Chapter 06 — Webhooks and real-time data5 min read

What are webhooks

When the request comes from outside

Everything you've learned so far follows the same pattern: your app sends a request to an external service, and the service sends a response. Your app asks Stripe "show me this customer's invoices," and Stripe answers.

But sometimes the flow goes the other way. Something happens on Stripe's side (a payment succeeds, a subscription is canceled), and your app needs to know about it. Not five minutes later. Right now.

How does your app find out? Two options.

Option A: your server keeps asking Stripe "did anything change?" every few seconds. Like refreshing a delivery tracking page over and over, hoping for an update.

Option B: you tell Stripe "call me when something happens." Like giving the restaurant your phone number so they text you when your table is ready, instead of calling them every two minutes.

Option A is called polling. Option B is called a webhook. This chapter is about option B.


Polling: the brute-force approach

Polling means your server calls the external service's API on a timer: "Any new payments? No? OK, I'll ask again in 30 seconds."

It works, but most of the time the answer is "nothing changed." Your server is burning requests, bandwidth, and API rate limits for nothing. And if something does happen, you only find out on the next check, not when it actually occurred.


Webhooks: "don't call us, we'll call you"

A webhook flips the direction. Instead of your server asking the external service for updates, the external service calls your server when something happens.

Here's the setup: you give Stripe a URL on your server (called a webhook URL). You say: "whenever a payment succeeds, send a message to this URL." From that point on, Stripe calls your server automatically every time a payment goes through. No polling. No wasted requests. You get the data exactly when it matters.

The key point: webhooks are always about an external service sending data to your app. Stripe tells you about payments. Shopify tells you about orders. It's always an outside system reaching into yours to say "hey, this just happened."


You've seen this pattern before

Webhooks are behind most real-time features you use every day. The pattern is always the same: something happens on an external service, and that service notifies your app.

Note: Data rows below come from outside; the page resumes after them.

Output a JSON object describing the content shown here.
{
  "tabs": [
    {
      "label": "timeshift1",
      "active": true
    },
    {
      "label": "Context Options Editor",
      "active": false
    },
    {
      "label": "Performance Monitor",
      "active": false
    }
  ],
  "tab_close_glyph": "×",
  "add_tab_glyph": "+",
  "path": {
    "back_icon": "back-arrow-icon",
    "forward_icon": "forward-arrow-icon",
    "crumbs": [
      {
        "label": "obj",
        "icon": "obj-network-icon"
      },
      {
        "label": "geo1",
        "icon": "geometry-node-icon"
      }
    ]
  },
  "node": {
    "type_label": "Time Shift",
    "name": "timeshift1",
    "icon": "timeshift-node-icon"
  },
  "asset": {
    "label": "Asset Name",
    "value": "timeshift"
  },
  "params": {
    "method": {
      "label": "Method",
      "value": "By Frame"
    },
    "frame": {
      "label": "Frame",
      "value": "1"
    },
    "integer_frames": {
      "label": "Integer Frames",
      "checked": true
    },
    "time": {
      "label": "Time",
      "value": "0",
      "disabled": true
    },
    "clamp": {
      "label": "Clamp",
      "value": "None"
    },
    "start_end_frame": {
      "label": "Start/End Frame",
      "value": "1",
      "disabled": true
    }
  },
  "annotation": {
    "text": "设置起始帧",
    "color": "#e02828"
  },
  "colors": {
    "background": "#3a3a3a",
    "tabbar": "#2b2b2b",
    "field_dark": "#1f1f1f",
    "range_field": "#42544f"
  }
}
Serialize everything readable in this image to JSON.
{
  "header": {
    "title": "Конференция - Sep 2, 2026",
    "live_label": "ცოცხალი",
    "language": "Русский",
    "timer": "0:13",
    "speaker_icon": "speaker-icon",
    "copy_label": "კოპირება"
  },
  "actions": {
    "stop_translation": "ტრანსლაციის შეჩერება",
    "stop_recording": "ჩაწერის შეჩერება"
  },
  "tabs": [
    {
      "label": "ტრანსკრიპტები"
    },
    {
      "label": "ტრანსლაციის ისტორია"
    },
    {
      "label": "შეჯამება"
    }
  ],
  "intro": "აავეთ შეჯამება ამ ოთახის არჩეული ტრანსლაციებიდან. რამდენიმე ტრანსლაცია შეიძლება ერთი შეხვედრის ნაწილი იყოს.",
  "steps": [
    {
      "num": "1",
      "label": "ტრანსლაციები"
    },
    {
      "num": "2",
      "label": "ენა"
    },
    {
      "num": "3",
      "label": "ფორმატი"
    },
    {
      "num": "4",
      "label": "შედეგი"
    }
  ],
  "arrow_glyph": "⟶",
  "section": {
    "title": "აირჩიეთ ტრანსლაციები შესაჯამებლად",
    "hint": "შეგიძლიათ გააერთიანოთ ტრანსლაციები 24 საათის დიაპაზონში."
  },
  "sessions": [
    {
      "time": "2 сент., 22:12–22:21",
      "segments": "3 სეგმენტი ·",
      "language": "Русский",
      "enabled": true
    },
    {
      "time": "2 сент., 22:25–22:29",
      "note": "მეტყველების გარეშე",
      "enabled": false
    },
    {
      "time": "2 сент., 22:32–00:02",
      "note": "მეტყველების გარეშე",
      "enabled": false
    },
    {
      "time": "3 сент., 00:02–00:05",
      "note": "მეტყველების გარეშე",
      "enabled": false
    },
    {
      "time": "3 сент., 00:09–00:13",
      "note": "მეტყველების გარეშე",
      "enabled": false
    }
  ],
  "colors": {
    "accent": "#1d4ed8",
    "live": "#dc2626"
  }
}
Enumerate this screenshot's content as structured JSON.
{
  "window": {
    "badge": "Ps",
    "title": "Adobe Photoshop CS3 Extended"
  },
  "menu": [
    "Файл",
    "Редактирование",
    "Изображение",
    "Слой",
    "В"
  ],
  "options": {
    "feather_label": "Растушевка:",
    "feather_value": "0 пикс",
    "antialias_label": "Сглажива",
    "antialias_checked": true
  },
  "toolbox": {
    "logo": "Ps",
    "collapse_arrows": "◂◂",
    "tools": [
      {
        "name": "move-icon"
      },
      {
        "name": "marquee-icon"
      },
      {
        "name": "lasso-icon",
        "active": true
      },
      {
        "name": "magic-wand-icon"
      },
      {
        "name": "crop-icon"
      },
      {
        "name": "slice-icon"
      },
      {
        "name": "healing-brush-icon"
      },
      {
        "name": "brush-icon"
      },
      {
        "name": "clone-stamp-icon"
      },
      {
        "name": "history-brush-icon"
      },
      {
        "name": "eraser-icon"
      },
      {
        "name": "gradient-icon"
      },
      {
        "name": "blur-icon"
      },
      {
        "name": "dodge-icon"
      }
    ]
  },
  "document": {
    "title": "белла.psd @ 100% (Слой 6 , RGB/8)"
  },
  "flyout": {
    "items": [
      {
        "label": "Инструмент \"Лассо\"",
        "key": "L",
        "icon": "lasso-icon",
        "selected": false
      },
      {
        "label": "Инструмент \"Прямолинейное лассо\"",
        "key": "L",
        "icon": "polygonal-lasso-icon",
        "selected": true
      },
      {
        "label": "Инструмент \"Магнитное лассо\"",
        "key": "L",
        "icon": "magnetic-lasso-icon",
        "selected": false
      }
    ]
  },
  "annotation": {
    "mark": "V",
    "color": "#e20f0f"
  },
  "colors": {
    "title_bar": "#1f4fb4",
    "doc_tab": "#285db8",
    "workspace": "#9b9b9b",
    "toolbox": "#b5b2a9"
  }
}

  • Stripe → your app. A customer pays for a subscription. Stripe sends a webhook so your app can instantly unlock the premium features. Without it, the user would pay and see nothing happen until your server checks Stripe later.
  • Shopify → your warehouse. A customer places an order on your online store. Shopify fires a webhook to your fulfillment system so packing starts immediately, not the next time someone checks the dashboard.
  • Twilio → your support tool. A customer replies to an SMS you sent. Twilio sends the message to your server via webhook so it shows up in your support inbox in real time. Notice the pattern: it's always External Service → Your App. Webhooks are the mechanism external services use to push information into your product the moment something happens on their side.

Polling vs. webhooks side by side

PollingWebhooks
Who initiates?Your server asks repeatedlyThe external service tells you
TimingYou find out on the next check (delayed)You find out immediately
Wasted requestsMany (most checks find nothing new)Zero (only fires when something happens)
SetupEasy (just call the API on a timer)Requires registering a webhook URL
AnalogyRefreshing the delivery page every 5 minGetting a push notification

Polling is simpler to set up, but it doesn't scale. If you're checking 10 services every 30 seconds, that's 20 requests per minute doing nothing useful. Webhooks are more efficient: zero requests until something actually happens, then one notification with all the data you need.


The webhook URL

To receive webhooks, you need to give the external service a URL where it can send messages. This is your webhook URL (sometimes called a webhook endpoint or callback URL).

It looks like any other URL:

https://yourapp.com/webhooks/stripe

When you configure webhooks in Stripe's dashboard (or any service), you paste in this URL and select which events you want to receive. Stripe stores it and sends a POST request to that URL every time one of those events happens.

Your engineering team is the one who sets this up. But as a PM, you'll see this concept come up in integration discussions. When someone says "we need to set up a webhook for payments," they mean: register a URL with Stripe so your server gets notified automatically.


Key takeaways

  • Polling means asking "anything new?" on repeat. It works but wastes resources.
  • Webhooks flip the model: the service notifies you when something happens.
  • You register a webhook URL with the external service. It sends data to that URL automatically.
  • Webhooks power real-time features: instant payment confirmations, order updates, deployment triggers.
  • You don't need to build webhooks yourself. You need to understand the concept to have productive conversations with your engineering team.